Sources consulted indicate that the court considered both the dissemination of the email and the press release to be the crime of revealing secrets.
The thesis of the Guardia Civil. During the trial, one of the strengths of the prosecution was the main conclusion of the members of the Central Operational Unit (UCO) of the Guardia Civil, who demonstrated their belief that García Ortiz was behind the leak. After analyzing the exchange of communications between various members of the Prosecutor’s Office and the press reports, the agents highlighted that everything that passed through the heads of the public prosecutor’s office ended up being leaked in a short time (such as the complaint against González Amador, the suspected email or the press release itself). And according to the UCO, García Ortiz then had “total control of the action” at “all levels” (due to his position). A civil guard summed it up like this: “Show a modus operandi to gather information and presumably leak it.” One popular prosecution called this idea “filtering dynamics.” However, the defense not only denied that the defendant passed the email to journalists, but insisted that his sole goal was to gather data to offer “truthful” information through a press release.
Journalists. Another thing to know is how the Supreme Court deals with the testimony of half a dozen journalists who claimed to have access to the contents of the leaked email before the attorney general. José Precedo, from elDiario, He told the court he had a paper copy e-mail from a week earlier. And Miguel Ángel Campos, from Cadena SER and the first journalist to reproduce quotes from the document, declared that he had been able to see, read and copy it six hours earlier. Both denied, during testimony (with the obligation to tell the truth), that their source was García Ortiz.
The damage to González Amador. During his statement, Ayuso’s boyfriend presented himself as a victim, who had seen how his right to defense had been undermined when the email was leaked. “From that day I became the self-confessed criminal of the Kingdom of Spain. Mr. (Álvaro) García Ortiz had killed me publicly,” he summed up before the magistrates.
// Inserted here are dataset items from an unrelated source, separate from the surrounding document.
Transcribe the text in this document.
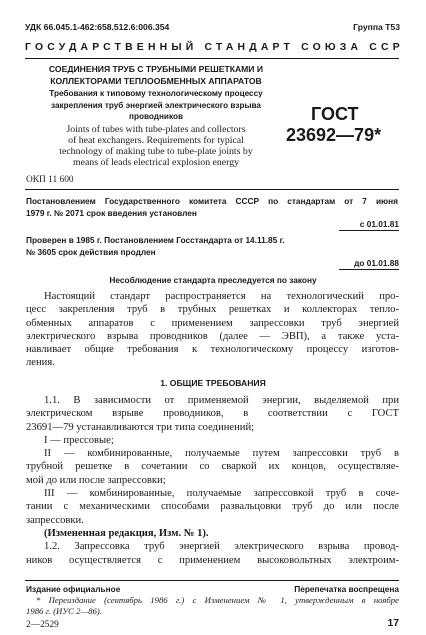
УДК 66.045.1-462:658.512.6:006.354	Группа Т53
ГОСУДАРСТВЕННЫЙ СТАНДАРТ СОЮЗА ССР
СОЕДИНЕНИЯ ТРУБ С ТРУБНЫМИ РЕШЕТКАМИ И
КОЛЛЕКТОРАМИ ТЕПЛООБМЕННЫХ АППАРАТОВ
Требования к типовому технологическому процессу
закрепления труб энергией электрического взрыва
проводников
Joints of tubes with tube-plates and collectors
of heat exchangers. Requirements for typical
technology of making tube to tube-plate joints by
means of leads electrical explosion energy
ГОСТ
23692—79*
ОКП 11 600
Постановлением Государственного комитета СССР по стандартам от 7 июня
1979 г. № 2071 срок введения установлен
с 01.01.81
Проверен в 1985 г. Постановлением Госстандарта от 14.11.85 г.
№ 3605 срок действия продлен
до 01.01.88
Несоблюдение стандарта преследуется по закону
Настоящий стандарт распространяется на технологический про-
цесс закрепления труб в трубных решетках и коллекторах тепло-
обменных аппаратов с применением запрессовки труб энергией
электрического взрыва проводников (далее — ЭВП), а также уста-
навливает общие требования к технологическому процессу изготов-
ления.
1. ОБЩИЕ ТРЕБОВАНИЯ
1.1. В зависимости от применяемой энергии, выделяемой при
электрическом взрыве проводников, в соответствии с ГОСТ
23691—79 устанавливаются три типа соединений;
I — прессовые;
II — комбинированные, получаемые путем запрессовки труб в
трубной решетке в сочетании со сваркой их концов, осуществляе-
мой до или после запрессовки;
III — комбинированные, получаемые запрессовкой труб в соче-
тании с механическими способами развальцовки труб до или после
запрессовки.
(Измененная редакция, Изм. № 1).
1.2. Запрессовка труб энергией электрического взрыва провод-
ников осуществляется с применением высоковольтных электроим-
Издание официальное	Перепечатка воспрещена
* Переиздание (сентябрь 1986 г.) с Изменением № 1, утвержденным в ноябре
1986 г. (ИУС 2—86).
2—2529	17
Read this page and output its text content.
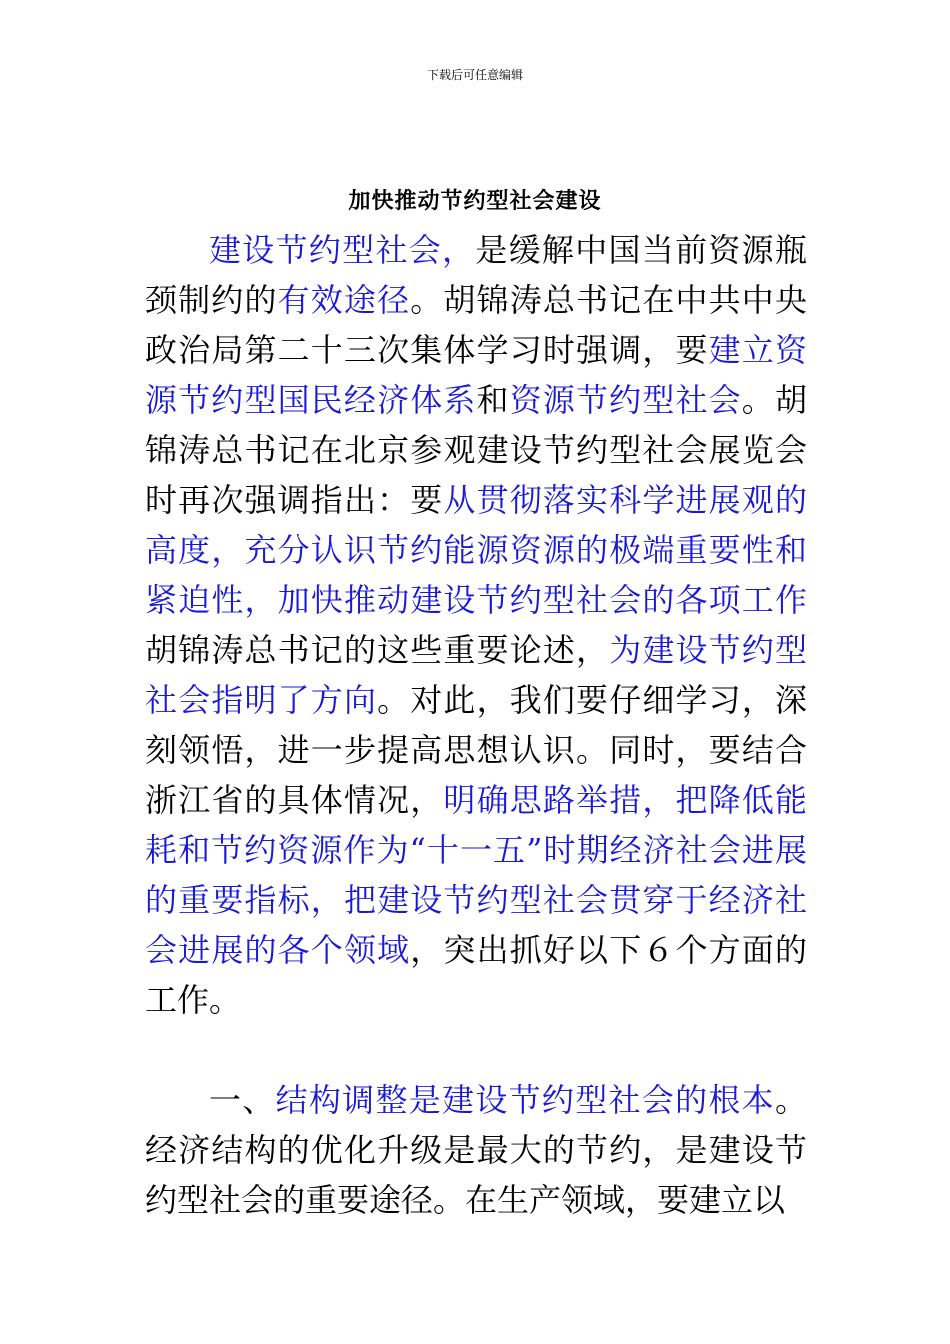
下载后可任意编辑
加快推动节约型社会建设

建设节约型社会，是缓解中国当前资源瓶颈制约的有效途径。胡锦涛总书记在中共中央政治局第二十三次集体学习时强调，要建立资源节约型国民经济体系和资源节约型社会。胡锦涛总书记在北京参观建设节约型社会展览会时再次强调指出：要从贯彻落实科学进展观的高度，充分认识节约能源资源的极端重要性和紧迫性，加快推动建设节约型社会的各项工作胡锦涛总书记的这些重要论述，为建设节约型社会指明了方向。对此，我们要仔细学习，深刻领悟，进一步提高思想认识。同时，要结合浙江省的具体情况，明确思路举措，把降低能耗和节约资源作为“十一五”时期经济社会进展的重要指标，把建设节约型社会贯穿于经济社会进展的各个领域，突出抓好以下６个方面的工作。

一、结构调整是建设节约型社会的根本。经济结构的优化升级是最大的节约，是建设节约型社会的重要途径。在生产领域，要建立以
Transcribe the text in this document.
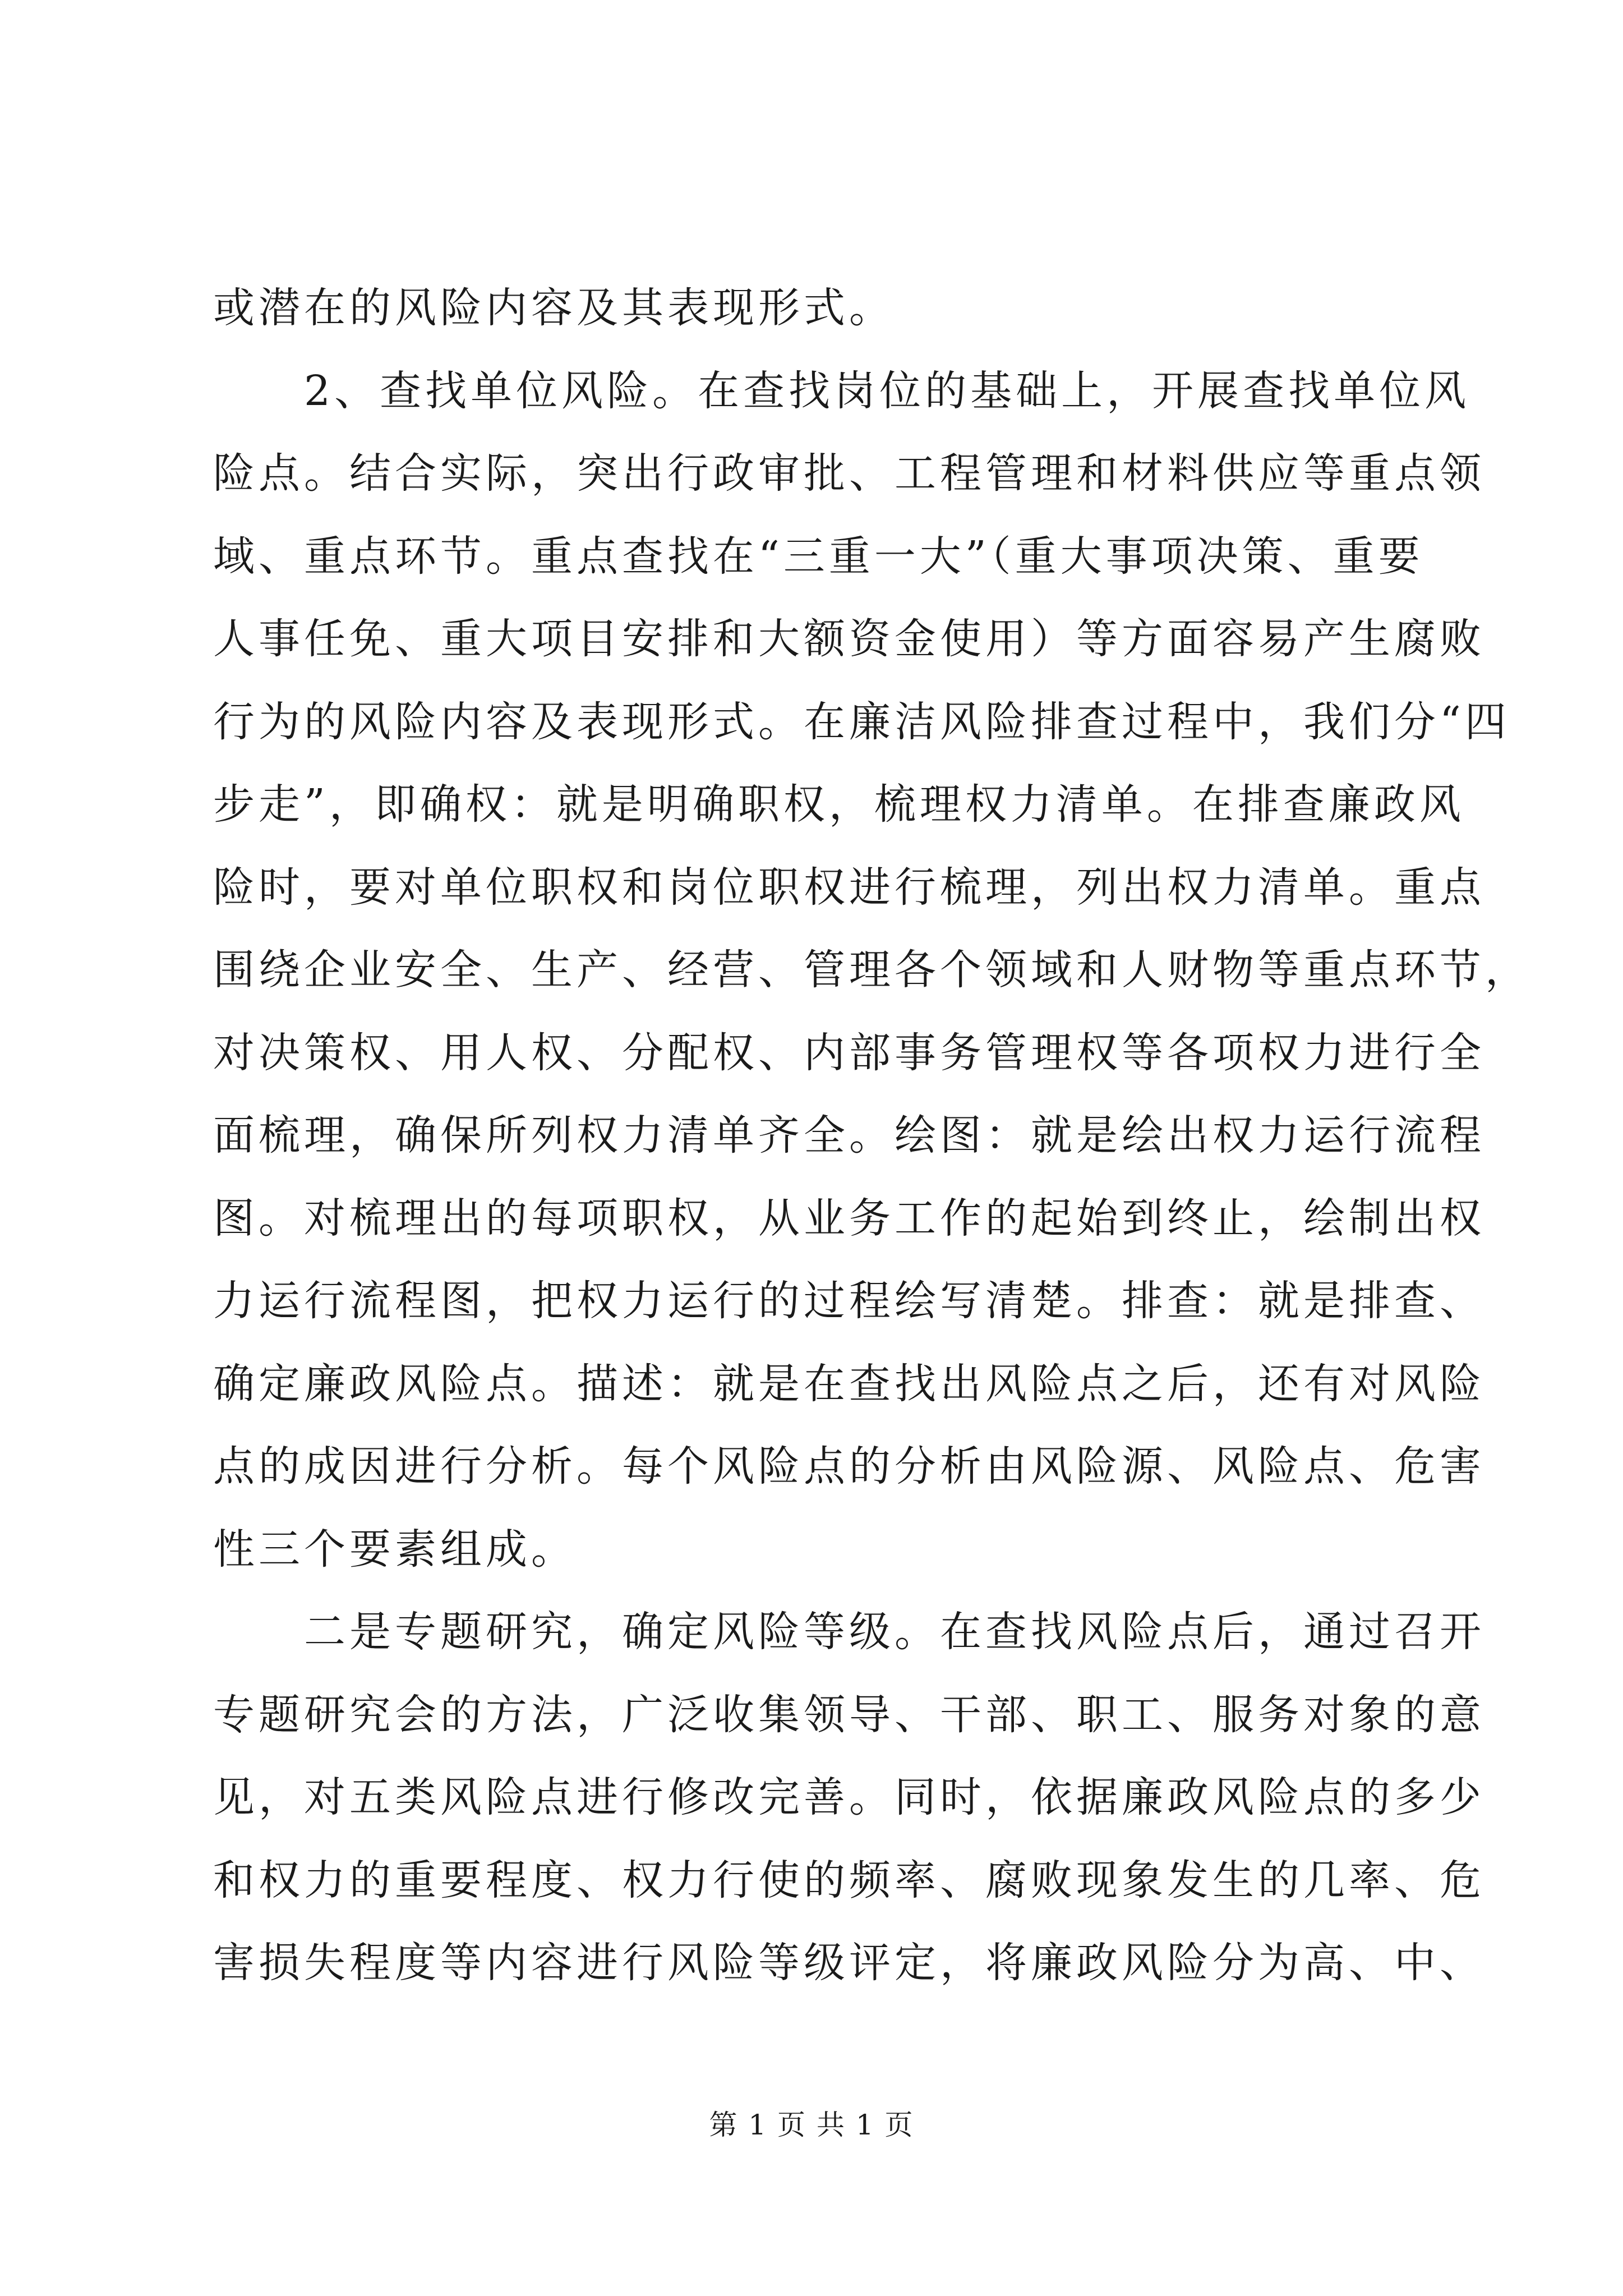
或潜在的风险内容及其表现形式。
　　2、查找单位风险。在查找岗位的基础上，开展查找单位风
险点。结合实际，突出行政审批、工程管理和材料供应等重点领
域、重点环节。重点查找在“三重一大”（重大事项决策、重要
人事任免、重大项目安排和大额资金使用）等方面容易产生腐败
行为的风险内容及表现形式。在廉洁风险排查过程中，我们分“四
步走”，即确权：就是明确职权，梳理权力清单。在排查廉政风
险时，要对单位职权和岗位职权进行梳理，列出权力清单。重点
围绕企业安全、生产、经营、管理各个领域和人财物等重点环节，
对决策权、用人权、分配权、内部事务管理权等各项权力进行全
面梳理，确保所列权力清单齐全。绘图：就是绘出权力运行流程
图。对梳理出的每项职权，从业务工作的起始到终止，绘制出权
力运行流程图，把权力运行的过程绘写清楚。排查：就是排查、
确定廉政风险点。描述：就是在查找出风险点之后，还有对风险
点的成因进行分析。每个风险点的分析由风险源、风险点、危害
性三个要素组成。
　　二是专题研究，确定风险等级。在查找风险点后，通过召开
专题研究会的方法，广泛收集领导、干部、职工、服务对象的意
见，对五类风险点进行修改完善。同时，依据廉政风险点的多少
和权力的重要程度、权力行使的频率、腐败现象发生的几率、危
害损失程度等内容进行风险等级评定，将廉政风险分为高、中、
第 1 页 共 1 页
The Supreme Court estimated the damage at 10,000 euros, which is the compensation that García Ortiz will have to pay to the partner of the Madrid president and which is another of the figures put forward on Thursday.
The Illustrious College of Lawyers of Madrid (ICAM), which appeared to be a popular accusation, argued that the actions of the management of the Prosecutor’s Office represented an attack against “the essence of the right of defense and diluted the principle of effective judicial protection”. Its dean, Eugenio Ribón, said on Thursday: “The resolution issued by the Supreme Court, with all procedural guarantees, confirms the legal relevance of the reported facts, in which the content of a communication between a lawyer and a public prosecutor protected by professional secrecy was compromised.”